Paulson backs Bush comment
Treasury secretary says ‘hangover’ quip has ‘a lot of truth’
WASHINGTON — Treasury Secretary Henry Paulson, a former investment firm executive, says “absolutely there’s a lot of truth” to President Bush’s comment that Wall Street “got drunk and now it’s got a hangover,” in understanding the current economic climate.
Paulson also is taking a wait-and-see approach on a possible second round of economic aid, an idea that congressional Democrats are pushing to a vote. The $168 billion program of tax rebate checks that Bush signed into law in February was the right size to help the struggling economy this year, Paulson said.
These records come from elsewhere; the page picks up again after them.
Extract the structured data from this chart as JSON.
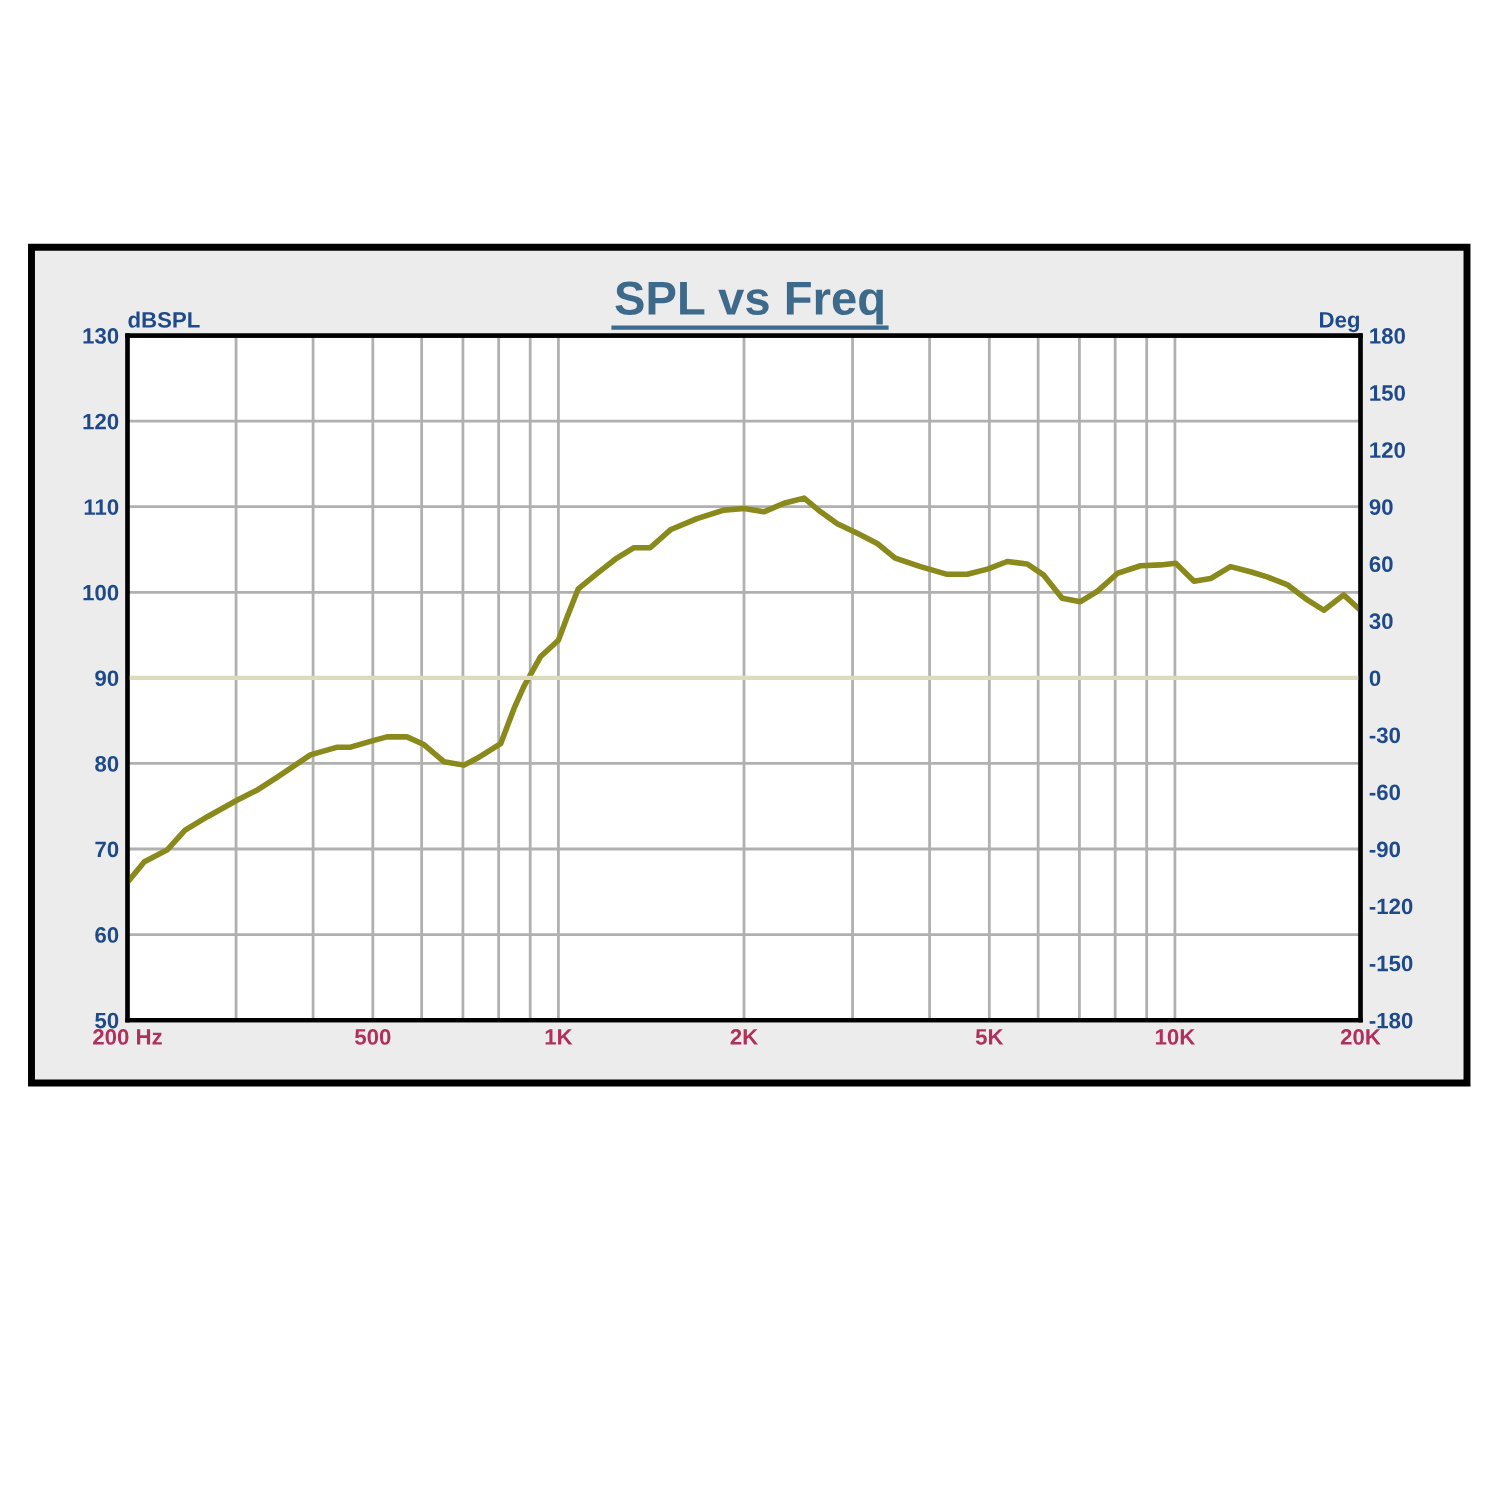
{
  "chart_data": {
    "type": "line",
    "title": "SPL vs Freq",
    "ylabel": "dBSPL",
    "y2label": "Deg",
    "log": "x",
    "grid": true,
    "marker": "none",
    "line_style": "solid",
    "xlim": [
      200,
      20000
    ],
    "ylim": [
      50,
      130
    ],
    "y2lim": [
      -180,
      180
    ],
    "xticks": [
      {
        "value": 200,
        "label": "200 Hz"
      },
      {
        "value": 300,
        "label": null
      },
      {
        "value": 400,
        "label": null
      },
      {
        "value": 500,
        "label": "500"
      },
      {
        "value": 600,
        "label": null
      },
      {
        "value": 700,
        "label": null
      },
      {
        "value": 800,
        "label": null
      },
      {
        "value": 900,
        "label": null
      },
      {
        "value": 1000,
        "label": "1K"
      },
      {
        "value": 2000,
        "label": "2K"
      },
      {
        "value": 3000,
        "label": null
      },
      {
        "value": 4000,
        "label": null
      },
      {
        "value": 5000,
        "label": "5K"
      },
      {
        "value": 6000,
        "label": null
      },
      {
        "value": 7000,
        "label": null
      },
      {
        "value": 8000,
        "label": null
      },
      {
        "value": 9000,
        "label": null
      },
      {
        "value": 10000,
        "label": "10K"
      },
      {
        "value": 20000,
        "label": "20K"
      }
    ],
    "yticks": [
      50,
      60,
      70,
      80,
      90,
      100,
      110,
      120,
      130
    ],
    "y2ticks": [
      -180,
      -150,
      -120,
      -90,
      -60,
      -30,
      0,
      30,
      60,
      90,
      120,
      150,
      180
    ],
    "ref_lines": [
      {
        "axis": "y2",
        "value": 0,
        "color": "#dcdcbc"
      }
    ],
    "series": [
      {
        "color": "#8a8a1c",
        "x": [
          200,
          213,
          232,
          248,
          270,
          301,
          325,
          350,
          396,
          438,
          460,
          502,
          527,
          568,
          605,
          652,
          703,
          738,
          806,
          847,
          879,
          936,
          1000,
          1033,
          1077,
          1156,
          1244,
          1324,
          1409,
          1519,
          1678,
          1854,
          2000,
          2154,
          2322,
          2503,
          2663,
          2834,
          3054,
          3290,
          3518,
          3866,
          4272,
          4604,
          4965,
          5346,
          5762,
          6127,
          6563,
          7025,
          7482,
          8064,
          8795,
          9477,
          10029,
          10740,
          11420,
          12307,
          13260,
          14110,
          15204,
          16400,
          17440,
          18780,
          20000
        ],
        "values": [
          66.1,
          68.5,
          69.9,
          72.2,
          73.8,
          75.7,
          76.9,
          78.4,
          81.0,
          81.9,
          81.9,
          82.7,
          83.1,
          83.1,
          82.2,
          80.2,
          79.8,
          80.6,
          82.3,
          86.4,
          89.0,
          92.5,
          94.4,
          97.1,
          100.4,
          102.2,
          104.0,
          105.2,
          105.2,
          107.3,
          108.6,
          109.6,
          109.8,
          109.4,
          110.4,
          111.0,
          109.4,
          108.0,
          106.9,
          105.7,
          104.0,
          103.0,
          102.1,
          102.1,
          102.7,
          103.6,
          103.3,
          102.0,
          99.3,
          98.9,
          100.1,
          102.2,
          103.1,
          103.2,
          103.4,
          101.3,
          101.6,
          103.0,
          102.4,
          101.8,
          100.9,
          99.1,
          97.9,
          99.7,
          97.9
        ]
      }
    ]
  }
}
He wants to see how it ends up helping the economy in the July through September period and worries about driving the budget deficit higher with a second plan.
But House Speaker Nancy Pelosi plans to have the House of Representatives vote on additional aid when lawmakers return in September from their summer vacation. She believes more is needed to counter higher gasoline prices and other costs.
The economy is struggling to emerge from crises in the housing, financial and credit markets and cope with rising prices at the pump and grocery store. Paulson asserted Sunday that the country’s economic fundamentals are sound.
But asked about Bush’s remark, Paulson, the former Goldman Sachs chairman and chief executive, acknowledged Wall Street has played a role in the current downturn, particularly in its borrowing and lending practices.
“Absolutely there’s a lot of truth to what the president said. And in terms of Wall Street, there was too much leverage in the system and more leverage than was appropriate and more than people recognized, because the leverage came into the system in the form of
highly complex, structured products, which were difficult to understand,” Paulson said. “So there was excess leverage, excess complexity.”
The president, in an unguarded moment, made the comment at a political fundraiser in Houston last month after asking members of the audience to turn off their video cameras. The request was ignored and a snippet wound up on a blog. The media was barred from the event.
“There is no question about it. Wall Street got drunk,” the president said. “That’s one reason I asked you to turn off your TV cameras.”
“The question is, How long will it [take to] sober up and not try to do all these fancy financial instruments?”
Paulson has offered a 218- page blueprint for overhauling regulation of the nation’s financial system. The plan would create three super agencies with power over the financial industry. It is the broadest proposal since the current system was formed in response to the biggest financial crisis of the last century, the 1929 stock market crash and Great Depression.
“We have, of course, one priority: getting through this period with as little damage, as little negative impact as possible on the economy. But the second part is to take steps to reduce the likelihood of these sorts of things happening in the future,” Paulson said.
But time is running out on the administration’s term — Bush leaves office on Jan. 20 — and Paulson said he would not continue serving as treasury secretary under the next president in hopes of seeing the new rules through.
“I will do everything I can to make for a smooth transition, to work closely with my successor in Treasury to do everything I can to help out. But I’m focused on getting everything done I can get done between now and January 19th,” Paulson told NBC’s “Meet the Press” in an interview taped in Beijing, where he was attending the Olympics.
He said the $168 billion stimulus effort has helped the economy and he wants to give the tax rebate checks more time to boost growth.
Paulson said the current focus is on the housing rescue bill that Bush recently signed. It is designed to help 400,000 families avoid losing their homes to foreclosures and to provide a financial lifeline to mortgage giants Fannie Mae and Freddie Mac.
The Democrats’ new aid plan could include additional tax rebates, heating and air-conditioning subsidies for the poor, public works projects, higher food stamp payments and aid to the states.
Paulson said it would take “well beyond the end of the year” to work through the serious problems in housing, an industry experiencing its worst downturn in more than two decades.
But Paulson repeated his belief that the U. S. economy remains fundamentally sound despite the losses on bad mortgage loans that have shaken Fannie Mae and Freddie Mac.
Fannie Mae, after posting a quarterly loss Friday that was three times larger than Wall Street expected, announced that it would make cutbacks that will send shock waves through the mortgage market.
To slow its financial decline, the mortgage finance giant slashed its dividend to 5 cents a share from 35 cents a share and said it will eliminate loans for borrowers with solid credit scores, but little proof of income or small or no down payments.
The company also is raising its mortgage fees, which will be passed onto borrowers as higher interest rates or closing costs.
With Fannie Mae and its sibling company Freddie Mac becoming more risk-averse, fears are building that mortgage rates will keep climbing, making it harder for people to afford a mortgage or refinance their home, and spur even more foreclosures.
Investors continue to worry that Fannie and Freddie will be overwhelmed by losses and require government aid. Fannie Mae and Freddie Mac, are the biggest buyers of U. S. home loans from banks and other lenders. Together they own or guarantee nearly half of outstanding U. S. mortgage debt.